Reflections from The Hill – God’s Story (John 3.16)
Apart from being flummoxed and not a little embarrassed when people want to talk about something I said, I’m actually beginning to learn that some do hear some of the things I say; generally, though, I suspect that they hear things I didn’t say or only thought I said. Such is the wonder of communication.
That's why I feel sorry for John the Evangelist. John, beloved by Sunday School teachers the world over for of the number of Bible-Verses-To-Remember he wrote, is also the star of today’s Gospel reading, particularly Ch 3 verse 16.
This verse was the very first bit of Scripture I learned off-pat and I have warm-fuzzies thinking about it even now. However, this verse is more easily found these days in other places than in the Bible itself or in our family’s history.
Look closely during the upcoming Olympics and you’ll see it draped over balustrading in the various arenas of combat. Look closely at the tee-shirts people wear, or bumper stickers that go on their, um, bumpers and tell me I’m wrong.
I’m sure John 3.16 was never meant to be like that. I’m sure John never meant it to be the centrepiece of an advertising campaign. It’s almost as if, by flaunting it so, we are (or someone is) expecting it to do the hard yards of conversion for those myriads of folk who will somehow see it, wherever it’s shown.

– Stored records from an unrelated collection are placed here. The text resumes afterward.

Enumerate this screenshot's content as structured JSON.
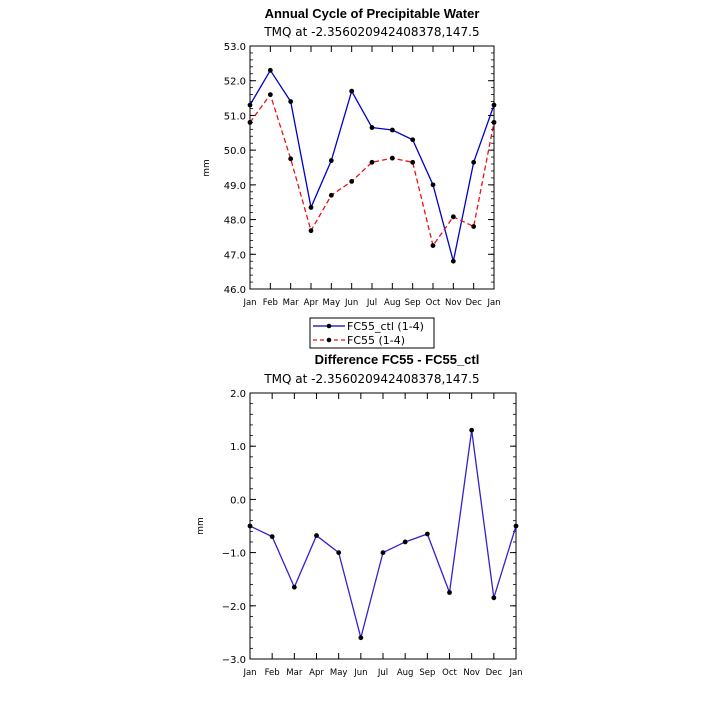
{
  "chart_data": [
    {
      "type": "line",
      "title": "Annual Cycle of Precipitable Water",
      "subtitle": "TMQ at -2.356020942408378,147.5",
      "ylabel": "mm",
      "ylim": [
        46.0,
        53.0
      ],
      "yticks": [
        "46.0",
        "47.0",
        "48.0",
        "49.0",
        "50.0",
        "51.0",
        "52.0",
        "53.0"
      ],
      "categories": [
        "Jan",
        "Feb",
        "Mar",
        "Apr",
        "May",
        "Jun",
        "Jul",
        "Aug",
        "Sep",
        "Oct",
        "Nov",
        "Dec",
        "Jan"
      ],
      "series": [
        {
          "name": "FC55_ctl (1-4)",
          "color": "#0000cc",
          "dash": "solid",
          "values": [
            51.3,
            52.3,
            51.4,
            48.35,
            49.7,
            51.7,
            50.65,
            50.58,
            50.3,
            49.0,
            46.8,
            49.65,
            51.3
          ]
        },
        {
          "name": "FC55 (1-4)",
          "color": "#ee1111",
          "dash": "dashed",
          "values": [
            50.8,
            51.6,
            49.75,
            47.68,
            48.7,
            49.1,
            49.65,
            49.77,
            49.65,
            47.25,
            48.08,
            47.8,
            50.8
          ]
        }
      ],
      "legend": "below"
    },
    {
      "type": "line",
      "title": "Difference FC55 - FC55_ctl",
      "subtitle": "TMQ at -2.356020942408378,147.5",
      "ylabel": "mm",
      "ylim": [
        -3.0,
        2.0
      ],
      "yticks": [
        "−3.0",
        "−2.0",
        "−1.0",
        "0.0",
        "1.0",
        "2.0"
      ],
      "categories": [
        "Jan",
        "Feb",
        "Mar",
        "Apr",
        "May",
        "Jun",
        "Jul",
        "Aug",
        "Sep",
        "Oct",
        "Nov",
        "Dec",
        "Jan"
      ],
      "series": [
        {
          "color": "#3322cc",
          "values": [
            -0.5,
            -0.7,
            -1.65,
            -0.68,
            -1.0,
            -2.6,
            -1.0,
            -0.8,
            -0.65,
            -1.75,
            1.3,
            -1.85,
            -0.5
          ]
        }
      ]
    }
  ]
}
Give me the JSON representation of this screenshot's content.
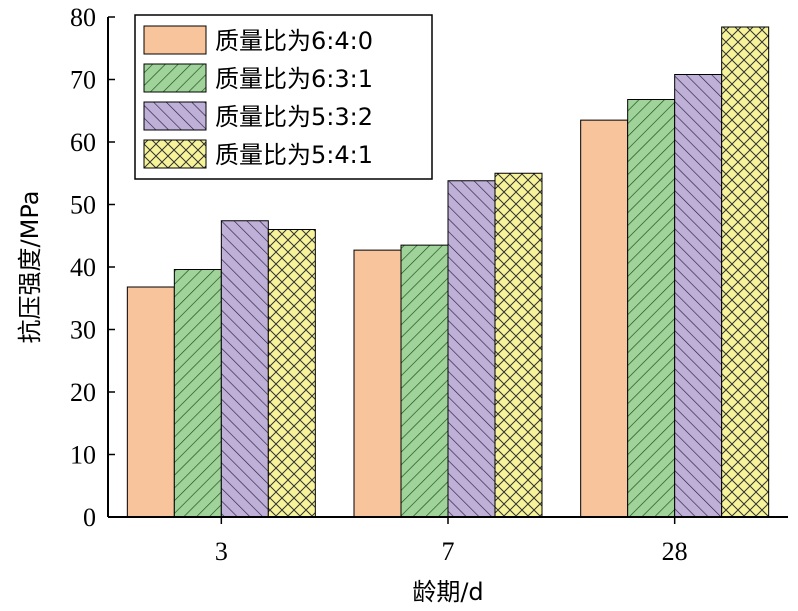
{
  "chart_data": {
    "type": "bar",
    "xlabel": "龄期/d",
    "ylabel": "抗压强度/MPa",
    "categories": [
      "3",
      "7",
      "28"
    ],
    "ylim": [
      0,
      80
    ],
    "yticks": [
      0,
      10,
      20,
      30,
      40,
      50,
      60,
      70,
      80
    ],
    "grid": false,
    "legend_position": "top-left",
    "series": [
      {
        "name": "质量比为6:4:0",
        "values": [
          36.8,
          42.7,
          63.5
        ],
        "color": "#f8c49c",
        "pattern": "solid"
      },
      {
        "name": "质量比为6:3:1",
        "values": [
          39.6,
          43.5,
          66.8
        ],
        "color": "#9fd39a",
        "pattern": "forward-diagonal"
      },
      {
        "name": "质量比为5:3:2",
        "values": [
          47.4,
          53.8,
          70.8
        ],
        "color": "#bfb0d8",
        "pattern": "back-diagonal"
      },
      {
        "name": "质量比为5:4:1",
        "values": [
          46.0,
          55.0,
          78.4
        ],
        "color": "#f6f39a",
        "pattern": "crosshatch"
      }
    ]
  }
}
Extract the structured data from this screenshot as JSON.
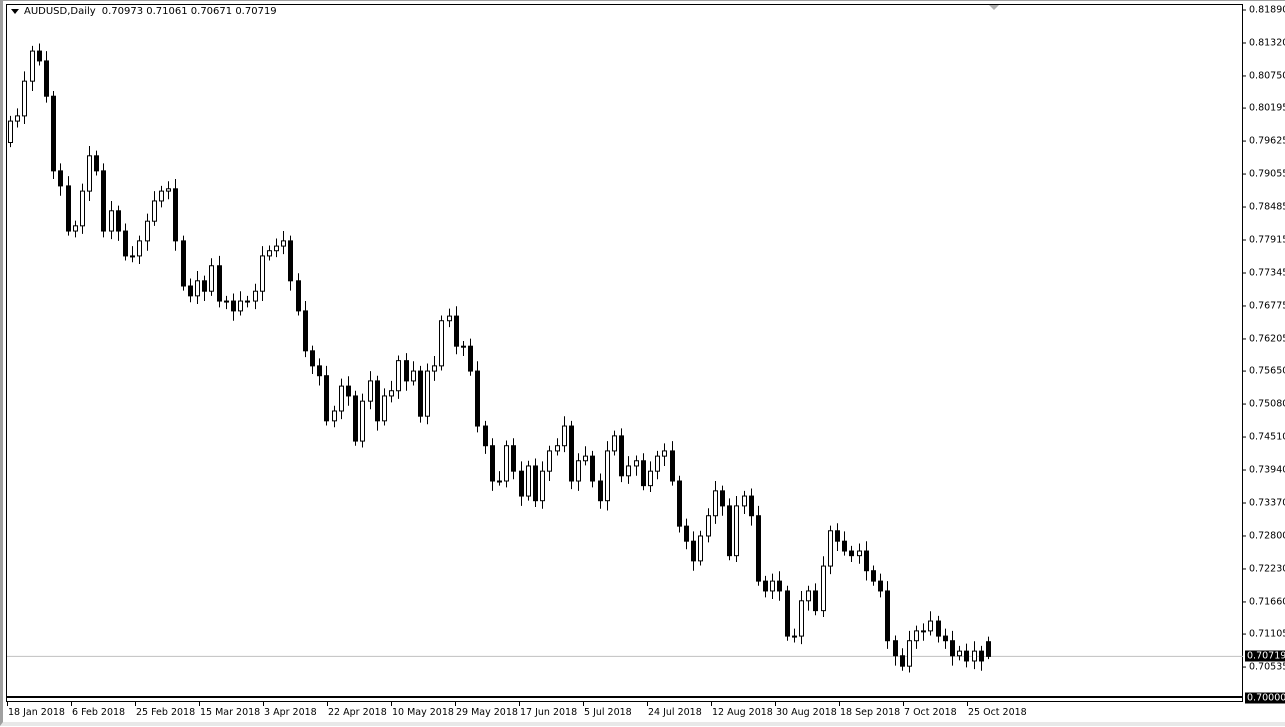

It’s sad but challenging to think that many people read the Bible like that – whether in the small, bite-sized pieces in the
Instead of reading John 3 as a selection of God’s Greatest Hits – a fist-full of Biblical assurances that will get us to heaven – we might begin to read it as part, and only part, of the continuing Story of God’s grace at work in human lives.
This Gospel Reading, and moreso this verse, might then serve to remind us that each of us live in stories: that our life is a story in itself, with a beginning, a middle and an end; is inside and intersects other, bigger, stories; and that even a pithy saying like this will not allow us to know all we need to know of God's grace and love.
You and I live in stories, not in words or verses or systems, and so we understand our lives, the world, and God most fully only by paying attention, by listening, and by living forward into His story, as it were, with hope.
That's why I love the story of Nicodemus; he comes out of the dark night stuffed full of the codes and systems he lived by as a leader and chief teacher of the Jews, hoping to make sense of this new piece of data called Jesus of Nazareth.
He is a thinker, and Jesus describes him thus, but in a few more words than I’ve done. I reckon Nicodemus came because had an inkling that he was missing something about Jesus that others were beginning to allude to and that, whatever it was, he was in danger of letting it escape him.
Nicodemus is so like us: here he is trying to figure Jesus out, having a gnawing hunger for what Jesus seems to be offering, yet unsure how to slot it into everything else he knows. It’s a familiar tale.
Nicodemus reminds us that all of us, including religious people – and especially religious people – have systems or beliefs or coded rational meanings designed to get a handle on God, to try to put God in a box.
Yet the story we enter today is not just about the John 3:16 belief that Jesus is the Son of God who cleanses us from all sin, but about our own inability or unwillingness to believe that.
The story is not about a bumper-sticker faith that can be refined into 144 characters. It is about a different way of seeing, of living, a way that changes everything about us. As someone said, it is about stepping out of darkness and choosing light.
The words of John 3:16 come true not on bumper stickers or bits of hand-painted cloth. They come true in the human heart and are played out in human lives, lives like those of Nicodemus, like yours and mine.
As we continue to journey through Lent, may we also move into the light and begin to live fully into the story of God that He wants to tell in and through us.